The Swedish study found that starting women on mammography at age 40 rather than age 50 was associated with a 26 percent reduction in risk of death from breast cancer -- a finding that raises new questions about what women 40-49 should do about mammography screening. The study comes just a week after another study, also from a Scandinavian country, found that screening mammography contributed only a 10 percent reduction in mortality.
Researchers led by Hakan Jonsson of Umea University in Umea, Sweden, reported the findings at a press briefing in advance of a presentation at the American Society of Clinical Oncology Breast Cancer Symposium. The study also was released simultaneously online in the journal Cancer.
The number of women age 40 to 49 who would need to be screened to save a single life in the Swedish study was 1,252 -- a lower figure than that seen in prior studies. But it still was higher than for older age groups given the higher breast cancer mortality later in life, Jonsson noted.
The number needed to screen is the critical issue, according to Dr. Jennifer Obel, ASCO Communications Committee member and moderator of the press briefing.
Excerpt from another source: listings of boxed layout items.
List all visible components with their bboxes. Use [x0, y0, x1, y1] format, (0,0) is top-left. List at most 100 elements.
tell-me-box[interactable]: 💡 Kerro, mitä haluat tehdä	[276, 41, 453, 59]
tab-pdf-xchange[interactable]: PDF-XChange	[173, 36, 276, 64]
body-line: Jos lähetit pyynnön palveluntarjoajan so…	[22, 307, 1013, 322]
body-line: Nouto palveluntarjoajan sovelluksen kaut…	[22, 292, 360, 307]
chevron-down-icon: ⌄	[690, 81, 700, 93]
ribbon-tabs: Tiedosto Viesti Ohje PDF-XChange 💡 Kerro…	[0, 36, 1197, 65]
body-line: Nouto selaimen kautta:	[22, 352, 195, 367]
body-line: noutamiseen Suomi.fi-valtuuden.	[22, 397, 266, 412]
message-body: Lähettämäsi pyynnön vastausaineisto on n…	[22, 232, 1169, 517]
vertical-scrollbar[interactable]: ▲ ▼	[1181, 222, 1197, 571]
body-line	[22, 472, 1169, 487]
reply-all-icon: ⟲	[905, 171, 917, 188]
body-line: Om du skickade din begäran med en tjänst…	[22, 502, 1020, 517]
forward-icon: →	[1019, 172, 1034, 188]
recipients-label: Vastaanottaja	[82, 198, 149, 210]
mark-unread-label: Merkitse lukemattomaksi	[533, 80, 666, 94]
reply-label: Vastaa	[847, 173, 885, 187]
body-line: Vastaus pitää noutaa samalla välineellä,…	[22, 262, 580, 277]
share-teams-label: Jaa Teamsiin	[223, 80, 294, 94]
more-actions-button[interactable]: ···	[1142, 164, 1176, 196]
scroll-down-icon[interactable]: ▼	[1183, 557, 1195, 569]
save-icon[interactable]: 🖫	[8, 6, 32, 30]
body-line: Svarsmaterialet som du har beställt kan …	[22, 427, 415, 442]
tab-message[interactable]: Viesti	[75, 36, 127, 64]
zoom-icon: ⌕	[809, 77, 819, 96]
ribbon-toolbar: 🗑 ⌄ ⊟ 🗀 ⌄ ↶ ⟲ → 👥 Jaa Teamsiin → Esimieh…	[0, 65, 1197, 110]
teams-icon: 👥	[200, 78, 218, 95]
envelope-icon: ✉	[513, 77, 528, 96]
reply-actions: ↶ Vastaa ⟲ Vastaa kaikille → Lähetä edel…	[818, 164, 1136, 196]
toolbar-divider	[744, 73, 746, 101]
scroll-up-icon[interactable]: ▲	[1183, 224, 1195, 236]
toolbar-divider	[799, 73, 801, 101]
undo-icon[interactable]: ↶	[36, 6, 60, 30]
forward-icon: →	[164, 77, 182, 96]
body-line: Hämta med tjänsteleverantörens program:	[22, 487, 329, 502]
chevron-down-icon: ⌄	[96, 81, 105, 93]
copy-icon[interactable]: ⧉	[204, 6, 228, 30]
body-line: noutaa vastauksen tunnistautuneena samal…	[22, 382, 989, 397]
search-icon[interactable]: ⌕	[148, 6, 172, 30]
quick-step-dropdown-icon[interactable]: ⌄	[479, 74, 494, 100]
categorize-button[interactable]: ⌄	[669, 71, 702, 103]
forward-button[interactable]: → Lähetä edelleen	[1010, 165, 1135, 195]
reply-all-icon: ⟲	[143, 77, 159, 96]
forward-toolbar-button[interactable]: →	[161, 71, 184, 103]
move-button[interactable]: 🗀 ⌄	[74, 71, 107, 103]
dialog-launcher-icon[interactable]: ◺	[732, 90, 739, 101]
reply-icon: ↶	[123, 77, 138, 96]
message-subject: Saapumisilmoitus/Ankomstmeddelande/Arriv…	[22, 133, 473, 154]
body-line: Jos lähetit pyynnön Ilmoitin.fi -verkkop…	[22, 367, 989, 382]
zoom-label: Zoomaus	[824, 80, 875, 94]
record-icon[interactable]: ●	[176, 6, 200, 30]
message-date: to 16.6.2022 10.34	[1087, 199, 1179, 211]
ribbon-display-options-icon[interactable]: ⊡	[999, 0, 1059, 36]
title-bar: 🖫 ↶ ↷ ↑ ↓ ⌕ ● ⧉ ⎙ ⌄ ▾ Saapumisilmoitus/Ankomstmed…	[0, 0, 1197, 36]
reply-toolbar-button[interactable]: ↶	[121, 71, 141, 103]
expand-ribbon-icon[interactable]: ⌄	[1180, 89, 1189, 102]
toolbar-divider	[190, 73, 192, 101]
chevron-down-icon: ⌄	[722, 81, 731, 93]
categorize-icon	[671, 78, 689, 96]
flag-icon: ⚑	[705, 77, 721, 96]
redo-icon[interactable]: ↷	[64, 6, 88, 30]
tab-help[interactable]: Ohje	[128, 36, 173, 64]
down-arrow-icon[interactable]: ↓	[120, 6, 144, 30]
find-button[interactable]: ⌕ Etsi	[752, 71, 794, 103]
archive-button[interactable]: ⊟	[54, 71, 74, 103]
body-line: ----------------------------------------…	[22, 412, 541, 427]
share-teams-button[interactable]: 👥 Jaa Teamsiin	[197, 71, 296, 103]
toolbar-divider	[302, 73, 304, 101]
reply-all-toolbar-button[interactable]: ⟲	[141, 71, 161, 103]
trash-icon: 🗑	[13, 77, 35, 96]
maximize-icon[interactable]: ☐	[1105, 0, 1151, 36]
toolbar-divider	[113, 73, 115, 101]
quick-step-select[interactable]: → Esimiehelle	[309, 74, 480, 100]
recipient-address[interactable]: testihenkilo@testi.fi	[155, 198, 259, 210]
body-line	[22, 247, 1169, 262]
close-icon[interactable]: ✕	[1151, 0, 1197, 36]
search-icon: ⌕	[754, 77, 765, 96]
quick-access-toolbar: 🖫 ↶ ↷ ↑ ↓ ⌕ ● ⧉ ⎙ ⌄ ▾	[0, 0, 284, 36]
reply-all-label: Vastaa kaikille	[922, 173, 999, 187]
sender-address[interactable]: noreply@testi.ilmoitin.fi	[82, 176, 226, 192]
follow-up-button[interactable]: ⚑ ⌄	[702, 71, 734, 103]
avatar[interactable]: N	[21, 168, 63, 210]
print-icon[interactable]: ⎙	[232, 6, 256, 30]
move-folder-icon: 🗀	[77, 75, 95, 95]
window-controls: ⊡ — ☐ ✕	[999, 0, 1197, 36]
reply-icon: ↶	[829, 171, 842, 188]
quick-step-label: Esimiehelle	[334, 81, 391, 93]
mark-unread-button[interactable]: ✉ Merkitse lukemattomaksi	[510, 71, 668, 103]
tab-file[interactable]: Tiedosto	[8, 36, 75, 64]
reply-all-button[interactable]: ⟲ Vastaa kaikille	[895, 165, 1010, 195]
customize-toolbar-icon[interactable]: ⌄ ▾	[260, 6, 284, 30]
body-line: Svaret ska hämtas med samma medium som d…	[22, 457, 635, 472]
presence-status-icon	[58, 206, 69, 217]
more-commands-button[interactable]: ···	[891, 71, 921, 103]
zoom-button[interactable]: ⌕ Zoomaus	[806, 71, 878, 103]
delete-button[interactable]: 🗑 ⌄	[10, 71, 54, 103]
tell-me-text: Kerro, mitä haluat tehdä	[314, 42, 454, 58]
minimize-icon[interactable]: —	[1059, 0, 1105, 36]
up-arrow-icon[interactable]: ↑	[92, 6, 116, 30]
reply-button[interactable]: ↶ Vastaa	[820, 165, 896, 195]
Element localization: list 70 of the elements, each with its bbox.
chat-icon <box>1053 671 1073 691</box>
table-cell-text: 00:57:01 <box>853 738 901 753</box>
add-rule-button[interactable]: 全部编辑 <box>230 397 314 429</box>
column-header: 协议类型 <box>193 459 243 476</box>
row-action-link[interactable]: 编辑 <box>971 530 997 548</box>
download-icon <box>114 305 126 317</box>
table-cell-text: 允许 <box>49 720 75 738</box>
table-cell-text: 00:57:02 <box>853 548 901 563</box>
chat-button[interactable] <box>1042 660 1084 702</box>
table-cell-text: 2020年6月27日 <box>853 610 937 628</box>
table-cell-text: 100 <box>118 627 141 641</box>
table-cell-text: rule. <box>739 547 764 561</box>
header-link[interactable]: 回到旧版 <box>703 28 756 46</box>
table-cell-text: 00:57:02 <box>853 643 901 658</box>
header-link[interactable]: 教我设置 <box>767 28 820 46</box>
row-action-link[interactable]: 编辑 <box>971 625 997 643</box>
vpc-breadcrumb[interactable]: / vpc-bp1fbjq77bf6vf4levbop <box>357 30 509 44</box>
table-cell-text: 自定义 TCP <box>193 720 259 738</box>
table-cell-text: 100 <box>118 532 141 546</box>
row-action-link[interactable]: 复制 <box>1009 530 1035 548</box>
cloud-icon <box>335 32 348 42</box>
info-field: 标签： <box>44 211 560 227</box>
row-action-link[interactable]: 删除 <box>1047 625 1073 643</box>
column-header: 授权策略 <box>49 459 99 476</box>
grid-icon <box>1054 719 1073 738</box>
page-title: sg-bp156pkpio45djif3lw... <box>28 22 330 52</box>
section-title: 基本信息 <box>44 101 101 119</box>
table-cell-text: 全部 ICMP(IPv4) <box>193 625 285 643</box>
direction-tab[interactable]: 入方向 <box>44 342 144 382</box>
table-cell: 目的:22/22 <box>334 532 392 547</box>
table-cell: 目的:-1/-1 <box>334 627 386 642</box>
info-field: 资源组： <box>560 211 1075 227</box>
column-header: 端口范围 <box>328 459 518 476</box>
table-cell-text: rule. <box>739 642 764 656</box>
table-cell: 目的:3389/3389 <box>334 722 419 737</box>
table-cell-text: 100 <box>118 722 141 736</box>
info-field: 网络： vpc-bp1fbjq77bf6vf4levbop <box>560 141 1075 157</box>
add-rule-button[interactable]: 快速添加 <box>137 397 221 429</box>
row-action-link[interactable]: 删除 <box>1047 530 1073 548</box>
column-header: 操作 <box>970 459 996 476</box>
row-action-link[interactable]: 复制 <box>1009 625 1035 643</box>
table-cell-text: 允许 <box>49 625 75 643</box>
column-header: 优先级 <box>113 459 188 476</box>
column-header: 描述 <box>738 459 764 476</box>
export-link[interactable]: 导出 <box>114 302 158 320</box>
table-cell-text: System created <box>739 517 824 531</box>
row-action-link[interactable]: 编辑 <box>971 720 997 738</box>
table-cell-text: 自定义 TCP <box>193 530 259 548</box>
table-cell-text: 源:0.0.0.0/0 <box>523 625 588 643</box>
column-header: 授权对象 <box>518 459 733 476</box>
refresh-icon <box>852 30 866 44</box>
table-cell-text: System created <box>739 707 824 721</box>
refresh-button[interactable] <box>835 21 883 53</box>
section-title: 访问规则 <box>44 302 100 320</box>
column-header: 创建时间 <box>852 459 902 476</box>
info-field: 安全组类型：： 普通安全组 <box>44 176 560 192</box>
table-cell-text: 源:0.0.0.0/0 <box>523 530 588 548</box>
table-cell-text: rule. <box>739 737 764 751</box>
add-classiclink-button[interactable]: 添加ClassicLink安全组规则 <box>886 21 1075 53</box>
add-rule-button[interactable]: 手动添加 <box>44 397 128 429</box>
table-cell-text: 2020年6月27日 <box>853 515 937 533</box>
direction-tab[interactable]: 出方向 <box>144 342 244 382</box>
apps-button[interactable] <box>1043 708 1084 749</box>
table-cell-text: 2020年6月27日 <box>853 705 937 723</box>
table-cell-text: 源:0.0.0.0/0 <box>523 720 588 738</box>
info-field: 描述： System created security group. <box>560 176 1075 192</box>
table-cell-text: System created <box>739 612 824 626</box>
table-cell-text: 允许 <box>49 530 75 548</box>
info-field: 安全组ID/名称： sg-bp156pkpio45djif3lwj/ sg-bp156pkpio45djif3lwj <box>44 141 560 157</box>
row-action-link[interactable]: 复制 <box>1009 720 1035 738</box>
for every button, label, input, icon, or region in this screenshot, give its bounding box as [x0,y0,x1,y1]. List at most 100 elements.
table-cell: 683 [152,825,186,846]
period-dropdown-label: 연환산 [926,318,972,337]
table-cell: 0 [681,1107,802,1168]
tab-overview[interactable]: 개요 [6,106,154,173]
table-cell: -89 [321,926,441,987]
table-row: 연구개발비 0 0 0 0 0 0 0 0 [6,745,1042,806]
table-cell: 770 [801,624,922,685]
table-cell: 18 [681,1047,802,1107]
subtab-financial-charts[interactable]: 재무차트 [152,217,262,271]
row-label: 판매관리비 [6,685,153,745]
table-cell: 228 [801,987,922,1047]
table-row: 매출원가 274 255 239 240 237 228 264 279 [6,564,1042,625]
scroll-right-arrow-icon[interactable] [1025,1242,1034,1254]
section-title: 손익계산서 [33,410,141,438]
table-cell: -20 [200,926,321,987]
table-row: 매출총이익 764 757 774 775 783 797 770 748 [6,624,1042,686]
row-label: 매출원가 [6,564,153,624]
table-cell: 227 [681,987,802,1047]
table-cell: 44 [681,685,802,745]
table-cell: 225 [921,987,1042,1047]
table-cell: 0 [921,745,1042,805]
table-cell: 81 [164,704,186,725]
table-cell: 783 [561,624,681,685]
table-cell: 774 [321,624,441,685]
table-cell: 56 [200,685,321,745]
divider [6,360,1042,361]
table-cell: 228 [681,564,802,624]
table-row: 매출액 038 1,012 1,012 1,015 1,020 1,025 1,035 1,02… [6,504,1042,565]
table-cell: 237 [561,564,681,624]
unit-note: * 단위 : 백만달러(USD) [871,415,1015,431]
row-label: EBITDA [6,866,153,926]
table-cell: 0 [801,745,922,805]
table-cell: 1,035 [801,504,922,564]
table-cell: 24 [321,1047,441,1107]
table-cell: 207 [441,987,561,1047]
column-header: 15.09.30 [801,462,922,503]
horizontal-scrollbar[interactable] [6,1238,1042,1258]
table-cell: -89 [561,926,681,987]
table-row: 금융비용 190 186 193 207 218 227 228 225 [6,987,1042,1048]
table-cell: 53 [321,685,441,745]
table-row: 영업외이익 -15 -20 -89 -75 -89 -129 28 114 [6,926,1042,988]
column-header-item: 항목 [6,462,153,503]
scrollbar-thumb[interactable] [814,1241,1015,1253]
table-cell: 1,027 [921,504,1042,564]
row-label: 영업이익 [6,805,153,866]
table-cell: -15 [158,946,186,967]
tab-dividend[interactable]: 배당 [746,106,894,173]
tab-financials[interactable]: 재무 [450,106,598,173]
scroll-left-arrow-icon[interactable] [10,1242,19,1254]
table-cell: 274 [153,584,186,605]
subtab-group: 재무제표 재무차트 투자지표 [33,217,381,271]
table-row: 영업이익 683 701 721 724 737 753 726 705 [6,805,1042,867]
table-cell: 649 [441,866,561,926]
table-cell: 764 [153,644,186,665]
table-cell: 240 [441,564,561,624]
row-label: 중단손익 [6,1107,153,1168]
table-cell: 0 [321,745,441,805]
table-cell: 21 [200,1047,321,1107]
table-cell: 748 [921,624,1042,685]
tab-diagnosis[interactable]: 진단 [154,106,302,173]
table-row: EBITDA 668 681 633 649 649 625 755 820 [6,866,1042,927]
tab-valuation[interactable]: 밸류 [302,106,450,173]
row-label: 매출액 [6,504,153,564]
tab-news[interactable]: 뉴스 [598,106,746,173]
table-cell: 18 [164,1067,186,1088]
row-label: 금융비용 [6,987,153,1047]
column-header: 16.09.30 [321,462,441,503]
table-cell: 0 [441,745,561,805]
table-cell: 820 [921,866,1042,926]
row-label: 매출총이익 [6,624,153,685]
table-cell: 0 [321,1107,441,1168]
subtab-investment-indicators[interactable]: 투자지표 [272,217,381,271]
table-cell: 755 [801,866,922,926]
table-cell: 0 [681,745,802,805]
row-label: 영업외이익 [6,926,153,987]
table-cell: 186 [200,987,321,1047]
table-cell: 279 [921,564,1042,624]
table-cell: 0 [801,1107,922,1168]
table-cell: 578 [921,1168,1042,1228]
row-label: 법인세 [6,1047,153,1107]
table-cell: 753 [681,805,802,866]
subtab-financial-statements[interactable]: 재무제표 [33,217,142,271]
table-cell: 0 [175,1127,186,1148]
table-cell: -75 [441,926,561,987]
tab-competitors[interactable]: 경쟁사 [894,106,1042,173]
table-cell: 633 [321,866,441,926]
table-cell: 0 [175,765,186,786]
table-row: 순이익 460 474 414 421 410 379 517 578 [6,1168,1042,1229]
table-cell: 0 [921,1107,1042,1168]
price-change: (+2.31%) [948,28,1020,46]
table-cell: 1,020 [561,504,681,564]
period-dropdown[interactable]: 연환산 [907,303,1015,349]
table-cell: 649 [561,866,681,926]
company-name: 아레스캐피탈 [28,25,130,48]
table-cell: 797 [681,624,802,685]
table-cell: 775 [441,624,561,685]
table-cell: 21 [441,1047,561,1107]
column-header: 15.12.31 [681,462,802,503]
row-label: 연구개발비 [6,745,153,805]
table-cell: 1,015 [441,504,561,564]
"One thing is certain," she told reporters. "Mammography has been shown in study after study to reduce the risk of breast cancer in women 40 to 49. What we're talking about is the debate about how many women need to be screened to save one life."
Dr. Donna Plecha, director of breast imaging at Case Western Reserve University in Cleveland, agreed that is the bottom line despite the back-and-forth that has been confusing for patients.
The debate erupted last year when the U.S. Preventive Services Task Force (USPSTF) recommended that women under age 50 don't need routine screening mammography; whereas its earlier stance was in accord with American Cancer Society guidelines suggesting mammography every one to two years for all women age 40 and older.
Congress subsequently undermined the USPSTF recommendation by inclusion in the health care reform law a requirement that insurers cover mammograms for women 40 to 49.
Jonsson pointed out, though, that the body of research upon which the USPSTF based its recommendations included eight largely older randomized trials, most of which ended more than 20 years ago.
By contrast, his study included 600,000 women in Sweden age 40 to 49 and took place since national guidelines were implemented in 1986 in Sweden calling for screening mammography -- making it the largest epidemiological study of mammography in this age group.
The varying benefits seen in different studies and lack of consensus on timing of screening mammography has made some clinicians hesitant to alter their practice.
"The patients are naturally confused, as we practicing doctors are, hence the caution on changing recommendations too quickly," said Dr. Albert Levy of Mount Sinai School of Medicine in New York City.
But breast cancer researchers, radiologists and primary care physicians contacted by ABC News overwhelmingly agreed that the benefits of mammographic screening in women ages 40 to 49 outweigh the risks.
Physicians use mammography, along with self-examination, as the first line of defense in combating breast cancer.